Le bruit et les odeurs
La sonde et la taille est décrit comme « la dernière aventure de Conan » et on veut bien croire Albin Michel Imaginaires. Conan est à la fin de sa vie, un vieillard malade, roi des Sept Nations. Il a fait venir dans une lointaine forteresse cimérienne, alors que l’hiver s’approche, les forces vives de la nation pour arbitrer les différents conflits du royaume. Reste une délégation religieuse, des fanatiques en robe de bure qui osent interpeller leur roi, accusant les conseillers de dissimuler une situation catastrophique. Un coup d’éclat qui annonce une trahison bien plus grave alors qu’une étrange créature s’approche de la forteresse.
Je ne suis pas un super fan de Conan et plutôt branché Cugel l’astucieux. J’ai regardé d’un œil un peu distrait les récentes parutions BD consacrées à notre héros éditées en France, un peu perplexe face au retour d’un personnage pas vraiment dans l’air du temps. Du coup, il faut tirer son chapeau à Laurent Mantese qui, en mettant en scène un vieillard rongé par la douleur sur le point de tout laisser tout tomber, casse complètement l’image du barbare aux muscles saillants et en fait un personnage vraiment 2020. L’autre point fort du roman, c’est une écriture qui triture la matière, les odeurs, la crasse et n’hésite pas à décrire minutieusement les situations les plus atroces – raconter par le détail une opération chirurgicale qui nécessite de passer par derrière, faut oser. Une écriture qui tient de l’incantation hallucinée et qui a beaucoup plu aux critiques. Mais cette plongée dans le pire de l’humanité a failli me faire abandonner ma lecture. Surtout que le récit est bien ralenti par les descriptions qui frôlent la redite. Un autre écrivain aurait eu probablement besoin du tiers de nombre de pages pour un récit équivalent.
Comme je suis chipoteur, j’ai un peu été étonné par ce roi qui n’a pas été fichu de penser à sa succession (il n’y a même pas une femme officielle) et un peu agacé par des thématiques quelque peu catho/royalistes – le corps du roi, c’est le royaume ou ce gamin innocent et son chevreau, ultime raison de se battre pour Conan.

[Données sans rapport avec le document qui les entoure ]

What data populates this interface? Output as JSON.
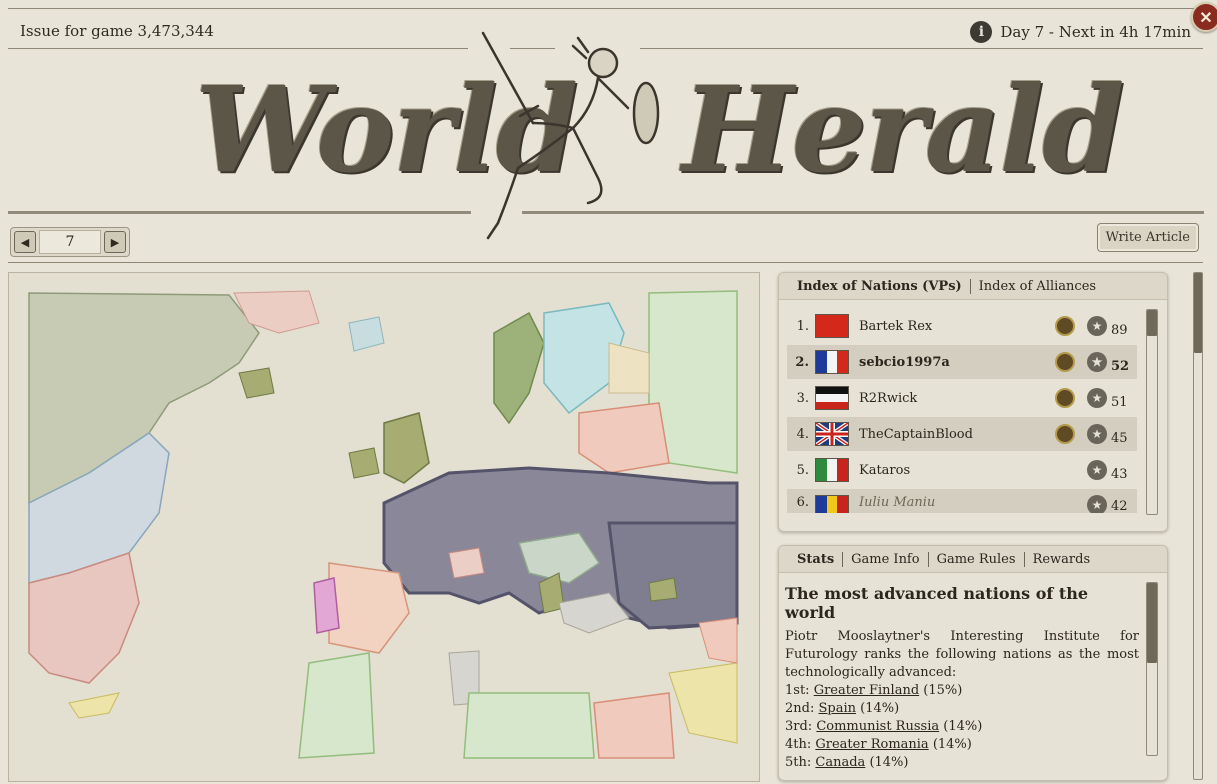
{
  "header": {
    "issue": "Issue for game 3,473,344",
    "day": "Day 7 - Next in 4h 17min",
    "title_left": "World",
    "title_right": "Herald"
  },
  "pager": {
    "page": "7"
  },
  "write_article": "Write Article",
  "index_panel": {
    "tabs": [
      "Index of Nations (VPs)",
      "Index of Alliances"
    ],
    "rows": [
      {
        "rank": "1.",
        "name": "Bartek Rex",
        "vp": "89"
      },
      {
        "rank": "2.",
        "name": "sebcio1997a",
        "vp": "52"
      },
      {
        "rank": "3.",
        "name": "R2Rwick",
        "vp": "51"
      },
      {
        "rank": "4.",
        "name": "TheCaptainBlood",
        "vp": "45"
      },
      {
        "rank": "5.",
        "name": "Kataros",
        "vp": "43"
      },
      {
        "rank": "6.",
        "name": "Iuliu Maniu",
        "vp": "42"
      }
    ]
  },
  "stats_panel": {
    "tabs": [
      "Stats",
      "Game Info",
      "Game Rules",
      "Rewards"
    ],
    "title": "The most advanced nations of the world",
    "intro": "Piotr Mooslaytner's Interesting Institute for Futurology ranks the following nations as the most technologically advanced:",
    "ranks": [
      {
        "place": "1st:",
        "nation": "Greater Finland",
        "pct": "(15%)"
      },
      {
        "place": "2nd:",
        "nation": "Spain",
        "pct": "(14%)"
      },
      {
        "place": "3rd:",
        "nation": "Communist Russia",
        "pct": "(14%)"
      },
      {
        "place": "4th:",
        "nation": "Greater Romania",
        "pct": "(14%)"
      },
      {
        "place": "5th:",
        "nation": "Canada",
        "pct": "(14%)"
      }
    ]
  },
  "colors": {
    "paper": "#e8e4d7",
    "ink": "#2b261e",
    "axis_power": "#8a8898",
    "map_water": "#e3dfd1"
  }
}
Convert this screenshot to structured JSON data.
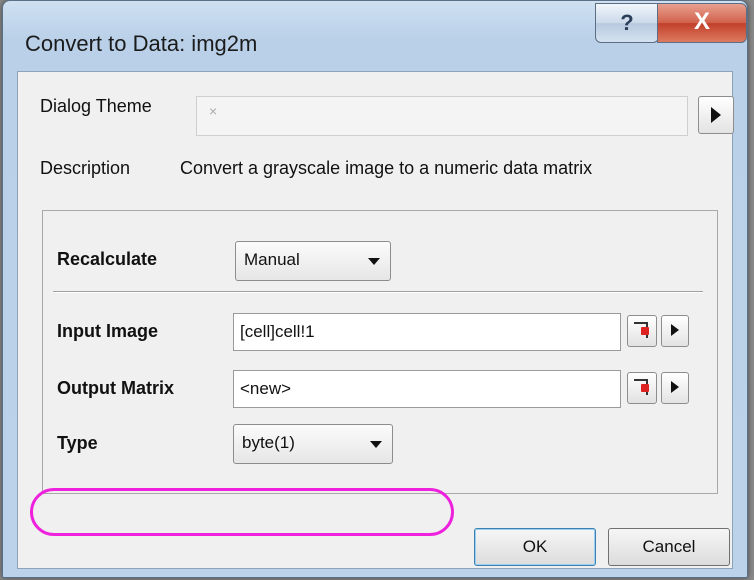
{
  "window": {
    "title": "Convert to Data: img2m",
    "help_label": "?",
    "close_label": "X"
  },
  "header": {
    "dialog_theme_label": "Dialog Theme",
    "dialog_theme_value": "×",
    "description_label": "Description",
    "description_text": "Convert a grayscale image to a numeric data matrix"
  },
  "params": {
    "recalculate_label": "Recalculate",
    "recalculate_value": "Manual",
    "input_image_label": "Input Image",
    "input_image_value": "[cell]cell!1",
    "output_matrix_label": "Output Matrix",
    "output_matrix_value": "<new>",
    "type_label": "Type",
    "type_value": "byte(1)"
  },
  "buttons": {
    "ok": "OK",
    "cancel": "Cancel"
  },
  "colors": {
    "highlight": "#ee22dd"
  }
}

Mais que ces quelques remarques ne vous freinent pas. Même si on n’est pas fan du gros muscle huileux, Mantese délivre des scènes et des personnages qui risquent de vous marquer… si vous n’êtes pas allergique à son écriture. À noter une couverture étrangement à côté de la plaque et qui est loin de l’imagerie cauchemardesque suggérée par le texte.